Definitely depends on the construction type. I will say that floor-to-floor noise transmission in a 19thC brownstone is a tiny fraction of what it is in a mid-20th-C apartment block. In the latter, you can hear people moving furniture or turning on the shower multiple floors away on the far side of the building.
eh, a modern apartment built with modern noise-dampening standofs on the drywall (something like "resilient channel" - there are several technologies, but the idea is to make the attachment between the drywall and the stud absorb vibration) is better at preventing noise from one apartment to another than older mobile homes are.
Not an expert in noise dampening as a whole, but often building better has negative cost in the long run. Good windows with good insulation always pay off in the heating/AC bills, for example.
If you have not lived in the US, particularly in small towns or suburbs, you literally cannot imagine the mindset of the typical person living in them.
On the one side of the brain, you have this stubborn independent streak, where you have to own what you own. Then on the other side of the brain, you have this rabid fascist streak, where other people have to be told what to do with their property. And twixt the two, you have homeowners' associations, restrictive covenants, condominium associations, zoning laws, and local code ordinances.
On the one side of the brain, we have a burning desire to own the places where we sleep.
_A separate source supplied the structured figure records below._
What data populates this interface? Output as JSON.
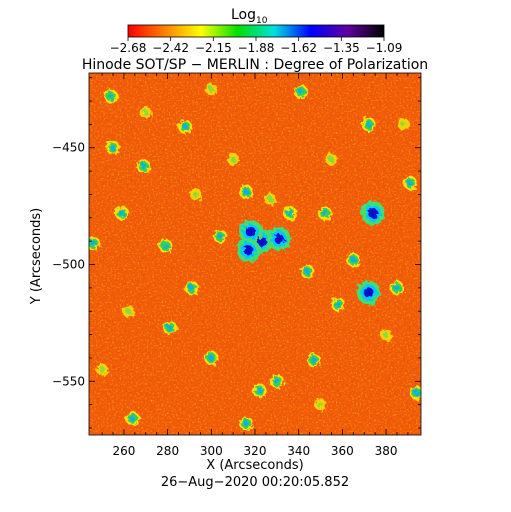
{
  "colorbar": {
    "title_main": "Log",
    "title_sub": "10",
    "tick_labels": [
      "−2.68",
      "−2.42",
      "−2.15",
      "−1.88",
      "−1.62",
      "−1.35",
      "−1.09"
    ],
    "range": [
      -2.68,
      -1.09
    ],
    "colormap": [
      "#ff0000",
      "#ff8000",
      "#ffff00",
      "#00e000",
      "#00e0e0",
      "#0000ff",
      "#6000a0",
      "#000000"
    ]
  },
  "chart_data": {
    "type": "heatmap",
    "title": "Hinode SOT/SP − MERLIN : Degree of Polarization",
    "xlabel": "X (Arcseconds)",
    "ylabel": "Y (Arcseconds)",
    "xlim": [
      244,
      396
    ],
    "ylim": [
      -573,
      -418
    ],
    "x_ticks": [
      260,
      280,
      300,
      320,
      340,
      360,
      380
    ],
    "y_ticks": [
      -450,
      -500,
      -550
    ],
    "timestamp": "26−Aug−2020 00:20:05.852",
    "background_color": "#f05a0a",
    "features": [
      {
        "x": 323,
        "y": -490,
        "level": "high"
      },
      {
        "x": 331,
        "y": -489,
        "level": "high"
      },
      {
        "x": 318,
        "y": -486,
        "level": "high"
      },
      {
        "x": 317,
        "y": -494,
        "level": "high"
      },
      {
        "x": 374,
        "y": -478,
        "level": "high"
      },
      {
        "x": 372,
        "y": -512,
        "level": "high"
      },
      {
        "x": 255,
        "y": -450,
        "level": "medium"
      },
      {
        "x": 259,
        "y": -478,
        "level": "medium"
      },
      {
        "x": 246,
        "y": -491,
        "level": "medium"
      },
      {
        "x": 269,
        "y": -458,
        "level": "medium"
      },
      {
        "x": 279,
        "y": -492,
        "level": "medium"
      },
      {
        "x": 291,
        "y": -510,
        "level": "medium"
      },
      {
        "x": 304,
        "y": -488,
        "level": "medium"
      },
      {
        "x": 316,
        "y": -469,
        "level": "medium"
      },
      {
        "x": 336,
        "y": -478,
        "level": "medium"
      },
      {
        "x": 344,
        "y": -503,
        "level": "medium"
      },
      {
        "x": 352,
        "y": -478,
        "level": "medium"
      },
      {
        "x": 358,
        "y": -517,
        "level": "medium"
      },
      {
        "x": 365,
        "y": -498,
        "level": "medium"
      },
      {
        "x": 372,
        "y": -440,
        "level": "medium"
      },
      {
        "x": 385,
        "y": -510,
        "level": "medium"
      },
      {
        "x": 322,
        "y": -554,
        "level": "medium"
      },
      {
        "x": 330,
        "y": -550,
        "level": "medium"
      },
      {
        "x": 281,
        "y": -527,
        "level": "medium"
      },
      {
        "x": 264,
        "y": -566,
        "level": "medium"
      },
      {
        "x": 316,
        "y": -568,
        "level": "medium"
      },
      {
        "x": 300,
        "y": -540,
        "level": "medium"
      },
      {
        "x": 288,
        "y": -441,
        "level": "medium"
      },
      {
        "x": 341,
        "y": -426,
        "level": "medium"
      },
      {
        "x": 254,
        "y": -428,
        "level": "medium"
      },
      {
        "x": 391,
        "y": -465,
        "level": "medium"
      },
      {
        "x": 347,
        "y": -541,
        "level": "medium"
      },
      {
        "x": 394,
        "y": -555,
        "level": "medium"
      },
      {
        "x": 327,
        "y": -472,
        "level": "low"
      },
      {
        "x": 310,
        "y": -455,
        "level": "low"
      },
      {
        "x": 270,
        "y": -435,
        "level": "low"
      },
      {
        "x": 355,
        "y": -455,
        "level": "low"
      },
      {
        "x": 380,
        "y": -530,
        "level": "low"
      },
      {
        "x": 262,
        "y": -520,
        "level": "low"
      },
      {
        "x": 293,
        "y": -470,
        "level": "low"
      },
      {
        "x": 350,
        "y": -560,
        "level": "low"
      },
      {
        "x": 300,
        "y": -425,
        "level": "low"
      },
      {
        "x": 388,
        "y": -440,
        "level": "low"
      },
      {
        "x": 250,
        "y": -545,
        "level": "low"
      }
    ]
  }
}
On the other, we mortgage ourselves up to the eyeballs and beyond, NIMBY each other relentlessly, and generally spoil any effort to make housing more affordable, even for ourselves, because poverty is simultaneously a grave character flaw and a contagious disease. The cure is to make living in poverty cost more money (per quality-of-life-unit) than living middle-class, so that only the most diligent and disciplined can escape it.
You cannot understand it. It is indistinguishable from insanity to the rest of the world. Without looking too closely, it suffices to say that sensible community housing would severely impair our ability to mercilessly extract rents from each other. You can't really build a residence unless you can continue to make money from it long after you transfer title to a new owner. You have to let people think that they own something, even while you still control their use of it.
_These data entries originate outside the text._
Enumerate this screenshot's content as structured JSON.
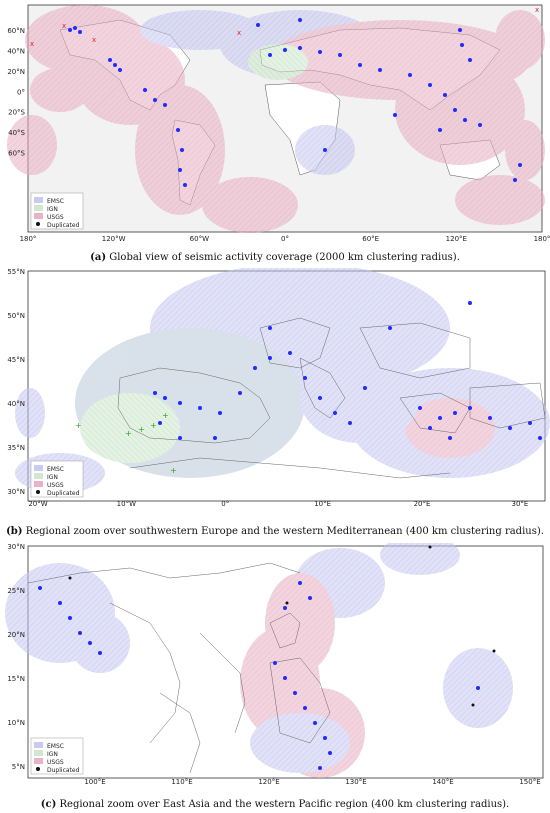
{
  "figure": {
    "panels": [
      {
        "id": "a",
        "caption_prefix": "(a)",
        "caption_text": " Global view of seismic activity coverage (2000 km clustering radius).",
        "xticks": [
          "180°",
          "120°W",
          "60°W",
          "0°",
          "60°E",
          "120°E",
          "180°"
        ],
        "yticks": [
          "60°N",
          "40°N",
          "20°N",
          "0°",
          "20°S",
          "40°S",
          "60°S"
        ],
        "legend": [
          "EMSC",
          "IGN",
          "USGS",
          "Duplicated"
        ]
      },
      {
        "id": "b",
        "caption_prefix": "(b)",
        "caption_text": " Regional zoom over southwestern Europe and the western Mediterranean (400 km clustering radius).",
        "xticks": [
          "20°W",
          "10°W",
          "0°",
          "10°E",
          "20°E",
          "30°E"
        ],
        "yticks": [
          "55°N",
          "50°N",
          "45°N",
          "40°N",
          "35°N",
          "30°N"
        ],
        "legend": [
          "EMSC",
          "IGN",
          "USGS",
          "Duplicated"
        ]
      },
      {
        "id": "c",
        "caption_prefix": "(c)",
        "caption_text": " Regional zoom over East Asia and the western Pacific region (400 km clustering radius).",
        "xticks": [
          "100°E",
          "110°E",
          "120°E",
          "130°E",
          "140°E",
          "150°E"
        ],
        "yticks": [
          "30°N",
          "25°N",
          "20°N",
          "15°N",
          "10°N",
          "5°N"
        ],
        "legend": [
          "EMSC",
          "IGN",
          "USGS",
          "Duplicated"
        ]
      }
    ],
    "colors": {
      "emsc": "#6f6fe6",
      "ign": "#7fc77f",
      "usgs": "#e67f99",
      "event_point": "#1f2bff",
      "ign_marker": "#2ca02c",
      "usgs_marker": "#e8202a",
      "duplicated": "#111111",
      "land": "#ffffff",
      "ocean": "#f2f2f2",
      "border": "#555555"
    }
  }
}
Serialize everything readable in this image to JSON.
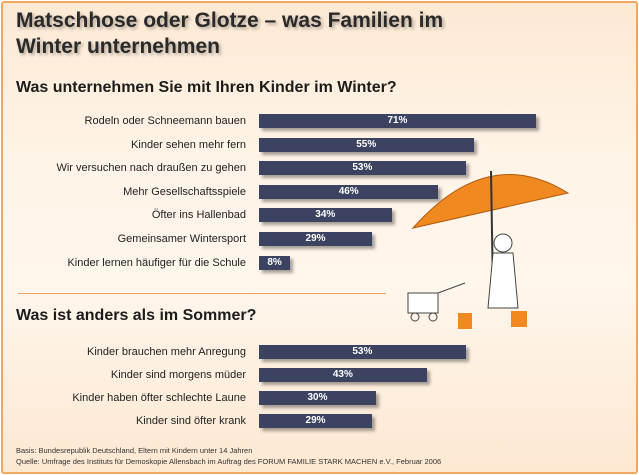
{
  "title_line1": "Matschhose oder Glotze – was Familien im",
  "title_line2": "Winter unternehmen",
  "chart_data": [
    {
      "type": "bar",
      "orientation": "horizontal",
      "title": "Was unternehmen Sie mit Ihren Kinder im Winter?",
      "categories": [
        "Rodeln oder Schneemann bauen",
        "Kinder sehen mehr fern",
        "Wir versuchen nach draußen zu gehen",
        "Mehr Gesellschaftsspiele",
        "Öfter ins Hallenbad",
        "Gemeinsamer Wintersport",
        "Kinder lernen häufiger für die Schule"
      ],
      "values": [
        71,
        55,
        53,
        46,
        34,
        29,
        8
      ],
      "labels": [
        "71%",
        "55%",
        "53%",
        "46%",
        "34%",
        "29%",
        "8%"
      ],
      "unit": "%"
    },
    {
      "type": "bar",
      "orientation": "horizontal",
      "title": "Was ist anders als im Sommer?",
      "categories": [
        "Kinder brauchen mehr Anregung",
        "Kinder sind morgens müder",
        "Kinder haben öfter schlechte Laune",
        "Kinder sind öfter krank"
      ],
      "values": [
        53,
        43,
        30,
        29
      ],
      "labels": [
        "53%",
        "43%",
        "30%",
        "29%"
      ],
      "unit": "%"
    }
  ],
  "colors": {
    "bar": "#3c4360",
    "border": "#f0a860",
    "accent": "#f08a20"
  },
  "footer": {
    "basis": "Basis: Bundesrepublik Deutschland, Eltern mit Kindern unter 14 Jahren",
    "source": "Quelle: Umfrage des Instituts für Demoskopie Allensbach im Auftrag des FORUM FAMILIE STARK MACHEN e.V., Februar 2006"
  }
}
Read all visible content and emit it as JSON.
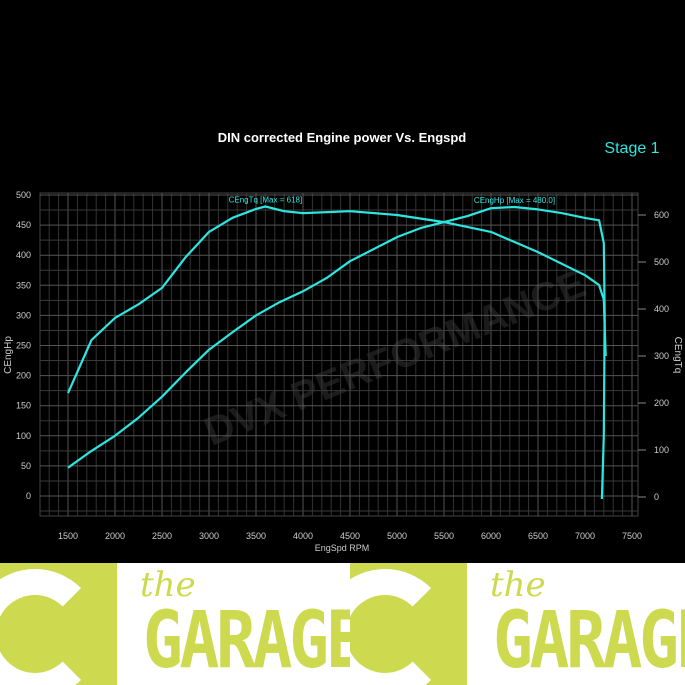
{
  "chart_data": {
    "type": "line",
    "title": "DIN corrected Engine power Vs. Engspd",
    "badge": "Stage 1",
    "xlabel": "EngSpd RPM",
    "ylabel_left": "CEngHp",
    "ylabel_right": "CEngTq",
    "xlim": [
      1500,
      7500
    ],
    "ylim_left": [
      0,
      500
    ],
    "ylim_right": [
      0,
      600
    ],
    "x_ticks": [
      "1500",
      "2000",
      "2500",
      "3000",
      "3500",
      "4000",
      "4500",
      "5000",
      "5500",
      "6000",
      "6500",
      "7000",
      "7500"
    ],
    "y_ticks_left": [
      "0",
      "50",
      "100",
      "150",
      "200",
      "250",
      "300",
      "350",
      "400",
      "450",
      "500"
    ],
    "y_ticks_right": [
      "0",
      "100",
      "200",
      "300",
      "400",
      "500",
      "600"
    ],
    "grid": true,
    "series": [
      {
        "name": "CEngHp",
        "label": "CEngHp [Max = 480.0]",
        "axis": "left",
        "color": "#2ee6e0",
        "x": [
          1500,
          1750,
          2000,
          2250,
          2500,
          2750,
          3000,
          3250,
          3500,
          3750,
          4000,
          4250,
          4500,
          4750,
          5000,
          5250,
          5500,
          5750,
          6000,
          6250,
          6500,
          6750,
          7000,
          7150,
          7200,
          7210,
          7200,
          7180
        ],
        "y": [
          47,
          75,
          100,
          130,
          165,
          205,
          243,
          272,
          300,
          322,
          340,
          362,
          390,
          410,
          430,
          445,
          455,
          465,
          478,
          480,
          476,
          470,
          462,
          458,
          420,
          300,
          100,
          -5
        ]
      },
      {
        "name": "CEngTq",
        "label": "CEngTq [Max = 618]",
        "axis": "right",
        "color": "#2ee6e0",
        "x": [
          1500,
          1750,
          2000,
          2250,
          2500,
          2750,
          3000,
          3250,
          3500,
          3600,
          3800,
          4000,
          4500,
          5000,
          5500,
          6000,
          6500,
          7000,
          7150,
          7200,
          7220
        ],
        "y": [
          221,
          334,
          381,
          410,
          445,
          510,
          564,
          594,
          613,
          618,
          608,
          604,
          608,
          600,
          585,
          564,
          521,
          472,
          451,
          420,
          300
        ]
      }
    ]
  },
  "watermark": "DVX PERFORMANCE",
  "logos": [
    {
      "small": "the",
      "big": "GARAGE"
    },
    {
      "small": "the",
      "big": "GARAGE"
    }
  ],
  "colors": {
    "line": "#2ee6e0",
    "brand": "#cdd94f",
    "background": "#000000"
  }
}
(This form of insanity often persists after an American travels abroad, even when the travel is explicitly for the purpose of building affordable housing in the destination country.)
As such, much sprawl is caused by the following pattern. Person finds local restrictions on property use too stifling, and too expensive, and builds just beyond the jurisdictional border. That person almost immediately votes to institute new restrictions on property use in their new jurisdiction.
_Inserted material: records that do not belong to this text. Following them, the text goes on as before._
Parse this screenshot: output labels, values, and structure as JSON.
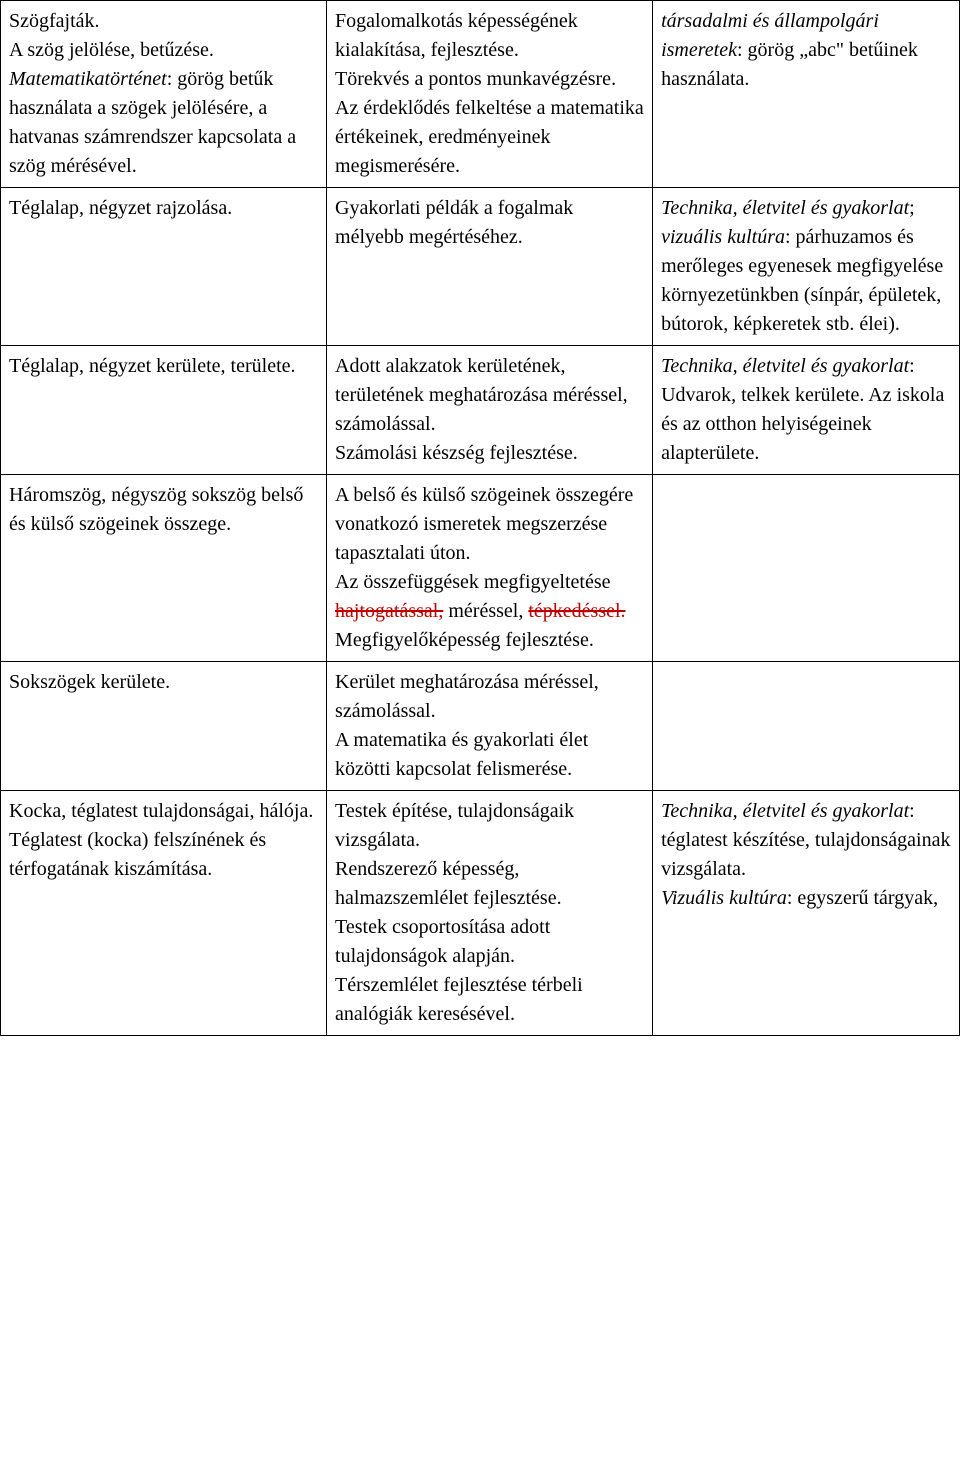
{
  "table": {
    "rows": [
      {
        "c1_lines": [
          {
            "text": "Szögfajták."
          },
          {
            "text": "A szög jelölése, betűzése."
          },
          {
            "spans": [
              {
                "text": "Matematikatörténet",
                "italic": true
              },
              {
                "text": ": görög betűk használata a szögek jelölésére, a hatvanas számrendszer kapcsolata a szög mérésével."
              }
            ]
          }
        ],
        "c2_lines": [
          {
            "text": "Fogalomalkotás képességének kialakítása, fejlesztése."
          },
          {
            "text": "Törekvés a pontos munkavégzésre."
          },
          {
            "text": "Az érdeklődés felkeltése a matematika értékeinek, eredményeinek megismerésére."
          }
        ],
        "c3_lines": [
          {
            "spans": [
              {
                "text": "társadalmi és állampolgári ismeretek",
                "italic": true
              },
              {
                "text": ": görög „abc\" betűinek használata."
              }
            ]
          }
        ]
      },
      {
        "c1_lines": [
          {
            "text": "Téglalap, négyzet rajzolása."
          }
        ],
        "c2_lines": [
          {
            "text": "Gyakorlati példák a fogalmak mélyebb megértéséhez."
          }
        ],
        "c3_lines": [
          {
            "spans": [
              {
                "text": "Technika, életvitel és gyakorlat",
                "italic": true
              },
              {
                "text": "; "
              },
              {
                "text": "vizuális kultúra",
                "italic": true
              },
              {
                "text": ": párhuzamos és merőleges egyenesek megfigyelése környezetünkben (sínpár, épületek, bútorok, képkeretek stb. élei)."
              }
            ]
          }
        ]
      },
      {
        "c1_lines": [
          {
            "text": "Téglalap, négyzet kerülete, területe."
          }
        ],
        "c2_lines": [
          {
            "text": "Adott alakzatok kerületének, területének meghatározása méréssel, számolással."
          },
          {
            "text": "Számolási készség fejlesztése."
          }
        ],
        "c3_lines": [
          {
            "spans": [
              {
                "text": "Technika, életvitel és gyakorlat",
                "italic": true
              },
              {
                "text": ": Udvarok, telkek kerülete. Az iskola és az otthon helyiségeinek alapterülete."
              }
            ]
          }
        ]
      },
      {
        "c1_lines": [
          {
            "text": "Háromszög, négyszög sokszög belső és külső szögeinek összege."
          }
        ],
        "c2_lines": [
          {
            "text": "A belső és külső szögeinek összegére vonatkozó ismeretek megszerzése tapasztalati úton."
          },
          {
            "spans": [
              {
                "text": "Az összefüggések megfigyeltetése "
              },
              {
                "text": "hajtogatással,",
                "strike": true
              },
              {
                "text": " méréssel, "
              },
              {
                "text": "tépkedéssel.",
                "strike": true
              }
            ]
          },
          {
            "text": "Megfigyelőképesség fejlesztése."
          }
        ],
        "c3_lines": []
      },
      {
        "c1_lines": [
          {
            "text": "Sokszögek kerülete."
          }
        ],
        "c2_lines": [
          {
            "text": "Kerület meghatározása méréssel, számolással."
          },
          {
            "text": "A matematika és gyakorlati élet közötti kapcsolat felismerése."
          }
        ],
        "c3_lines": []
      },
      {
        "c1_lines": [
          {
            "text": "Kocka, téglatest tulajdonságai, hálója."
          },
          {
            "text": "Téglatest (kocka) felszínének és térfogatának kiszámítása."
          }
        ],
        "c2_lines": [
          {
            "text": "Testek építése, tulajdonságaik vizsgálata."
          },
          {
            "text": "Rendszerező képesség, halmazszemlélet fejlesztése."
          },
          {
            "text": "Testek csoportosítása adott tulajdonságok alapján."
          },
          {
            "text": "Térszemlélet fejlesztése térbeli analógiák keresésével."
          }
        ],
        "c3_lines": [
          {
            "spans": [
              {
                "text": "Technika, életvitel és gyakorlat",
                "italic": true
              },
              {
                "text": ": téglatest készítése, tulajdonságainak vizsgálata."
              }
            ]
          },
          {
            "text": " "
          },
          {
            "spans": [
              {
                "text": "Vizuális kultúra",
                "italic": true
              },
              {
                "text": ": egyszerű tárgyak,"
              }
            ]
          }
        ]
      }
    ]
  }
}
It's pretty obvious. It's always preferable to not a share a wall with someone.
In the US you need a car anyway, so it's a better deal to buy or rent a trailer than to live in some shitshow apartment complex. Lot rents are cheap and getting a new or used trailer is also a better value.
Also, thanks to ADA, midsize building are out. You need to provide elevators on multi-story buildings in most cases. No playgrounds either for the same reason.
Instead they either have single family homes (that's okay) or they have trailer parks --if it's a college town then they have squat apartment buildings with little in the way of design other than cheap and utilitarian with very little noise dampening, for the most part.
If you travel thru rural California (HWYs 49, 120, 99, etc) there is so much sprawl consisting of cheap housing --instead of gobbling up farmland with crappy buildings they could build alright apartment buildings resulting in better quality of life for the residents (better concentrated service, more walkable for the poor folks, etc.) on the other hand, fewer taxes for the municipality, given the property tax system.